A new complex maneuver that can help rescue companies in financial trouble is likely to gain steam as firms grapple with maturity walls and weaker earnings, according to Barclays Plc strategists.

The move, known as a “double-dip,” helps struggling firms raise cash by issuing debt out of an empty subsidiary, having the parent company guarantee that debt, and sending the proceeds from the debt deal back to the parent company via an inter-company loan, which then becomes another form of collateral for the obligation.

Struggling companies including chemical company Trinseo Plc, software maker Sabre Corp., and retailer At Home Group Inc., have deployed the strategy to raise money this year, opening the door for other companies to follow suit even though the deals haven’t yet been tested in court, strategists led by Bradley Rogoff wrote in a note Wednesday.

The strategists identified several companies that have potential to use double-dip financing if needed. Office supplies retailer Staples Inc. is one of them, and the strategists don’t see the company in a position to grow into or cut its debt load. Staples has $7.6 billion of debt outstanding, with its 7.5% notes due 2026 trading in the low 80s, according to Trace.

Mauser Packaging Solutions also has hefty obligations to address, with $3.5 billion of secured debt due by 2026. The company’s covenants are lenient enough to pull off a double-dip if needed, they wrote.

Representatives for Staples and Mauser didn’t immediately respond to requests for comment.
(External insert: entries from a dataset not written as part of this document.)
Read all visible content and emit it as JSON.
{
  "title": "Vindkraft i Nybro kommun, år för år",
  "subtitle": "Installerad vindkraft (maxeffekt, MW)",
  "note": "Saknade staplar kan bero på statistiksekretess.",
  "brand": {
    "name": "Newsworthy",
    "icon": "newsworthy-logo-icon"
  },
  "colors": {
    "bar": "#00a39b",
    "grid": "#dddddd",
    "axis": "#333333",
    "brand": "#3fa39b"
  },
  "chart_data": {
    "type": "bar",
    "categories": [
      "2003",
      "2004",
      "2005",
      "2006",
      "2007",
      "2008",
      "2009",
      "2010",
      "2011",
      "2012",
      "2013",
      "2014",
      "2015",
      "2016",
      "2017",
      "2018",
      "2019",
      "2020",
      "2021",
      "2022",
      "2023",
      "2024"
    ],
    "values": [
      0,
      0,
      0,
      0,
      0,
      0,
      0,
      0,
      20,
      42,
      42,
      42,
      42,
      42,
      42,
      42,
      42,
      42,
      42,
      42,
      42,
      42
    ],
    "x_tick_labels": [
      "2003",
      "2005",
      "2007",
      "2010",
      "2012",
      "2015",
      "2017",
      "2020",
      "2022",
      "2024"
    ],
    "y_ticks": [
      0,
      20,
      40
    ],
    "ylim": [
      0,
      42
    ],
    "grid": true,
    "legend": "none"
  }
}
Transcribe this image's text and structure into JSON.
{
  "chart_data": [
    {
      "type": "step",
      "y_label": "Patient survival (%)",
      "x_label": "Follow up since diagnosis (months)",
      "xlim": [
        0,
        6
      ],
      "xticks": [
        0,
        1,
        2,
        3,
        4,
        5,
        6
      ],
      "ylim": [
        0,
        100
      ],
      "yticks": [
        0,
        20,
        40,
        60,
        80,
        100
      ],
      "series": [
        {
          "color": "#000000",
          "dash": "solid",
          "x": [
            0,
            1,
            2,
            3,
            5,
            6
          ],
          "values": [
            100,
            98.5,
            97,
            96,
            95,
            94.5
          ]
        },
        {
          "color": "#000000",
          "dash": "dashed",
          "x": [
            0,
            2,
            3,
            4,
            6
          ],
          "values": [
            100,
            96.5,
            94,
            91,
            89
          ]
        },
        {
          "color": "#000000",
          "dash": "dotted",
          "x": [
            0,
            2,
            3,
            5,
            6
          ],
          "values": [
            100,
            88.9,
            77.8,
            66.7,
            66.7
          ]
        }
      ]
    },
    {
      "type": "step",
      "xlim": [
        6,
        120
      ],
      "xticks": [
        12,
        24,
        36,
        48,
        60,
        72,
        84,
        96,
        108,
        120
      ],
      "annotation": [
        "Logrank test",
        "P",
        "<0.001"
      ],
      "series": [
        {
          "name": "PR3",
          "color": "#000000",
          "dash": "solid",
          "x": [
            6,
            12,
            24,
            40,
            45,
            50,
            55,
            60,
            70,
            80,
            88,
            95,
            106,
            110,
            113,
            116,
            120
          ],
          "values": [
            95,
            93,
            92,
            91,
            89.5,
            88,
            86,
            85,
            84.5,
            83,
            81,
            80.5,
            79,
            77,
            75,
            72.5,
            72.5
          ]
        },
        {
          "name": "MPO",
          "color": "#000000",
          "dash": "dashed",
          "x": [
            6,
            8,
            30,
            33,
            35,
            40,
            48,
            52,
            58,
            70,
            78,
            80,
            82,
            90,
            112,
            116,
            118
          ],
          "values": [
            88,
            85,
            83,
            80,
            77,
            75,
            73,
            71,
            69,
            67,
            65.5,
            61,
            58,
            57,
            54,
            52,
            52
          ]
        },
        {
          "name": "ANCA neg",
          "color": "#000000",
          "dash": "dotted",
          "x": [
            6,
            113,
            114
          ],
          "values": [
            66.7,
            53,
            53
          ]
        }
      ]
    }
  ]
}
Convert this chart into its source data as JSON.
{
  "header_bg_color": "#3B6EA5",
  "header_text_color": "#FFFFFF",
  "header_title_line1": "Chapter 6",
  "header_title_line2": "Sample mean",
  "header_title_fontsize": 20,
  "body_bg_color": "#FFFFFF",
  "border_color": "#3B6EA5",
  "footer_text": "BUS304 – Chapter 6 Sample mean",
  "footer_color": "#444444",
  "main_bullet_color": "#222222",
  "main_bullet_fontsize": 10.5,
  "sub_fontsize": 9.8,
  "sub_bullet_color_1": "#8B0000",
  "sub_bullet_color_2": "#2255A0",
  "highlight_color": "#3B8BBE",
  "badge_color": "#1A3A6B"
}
Creative and sometimes-controversial financing maneuvers have grown more common in recent years as rising interest rates have sent a new batch of companies into financial distress. Many of the companies have permissive debt documents that allow them leeway to take on new financing in an effort to stay afloat.

Double-dips can improve creditors’ prospects for recovery in a default by giving them more or different claims on a company’s assets, the strategists wrote. The maneuver differs from transactions like priming — which pushes existing creditors back in line for repayment — by allowing the existing creditors to participate in the deal. And unlike drop-down financings, where a company moves assets out of reach of some creditors, no assets are transferred.

The strategists noted that while “all credit documents have their idiosyncrasies,” a company generally needs to be permitted to incur additional secured debt, guarantee the new debt and take on an inter-company loan to pursue the double-dip strategy.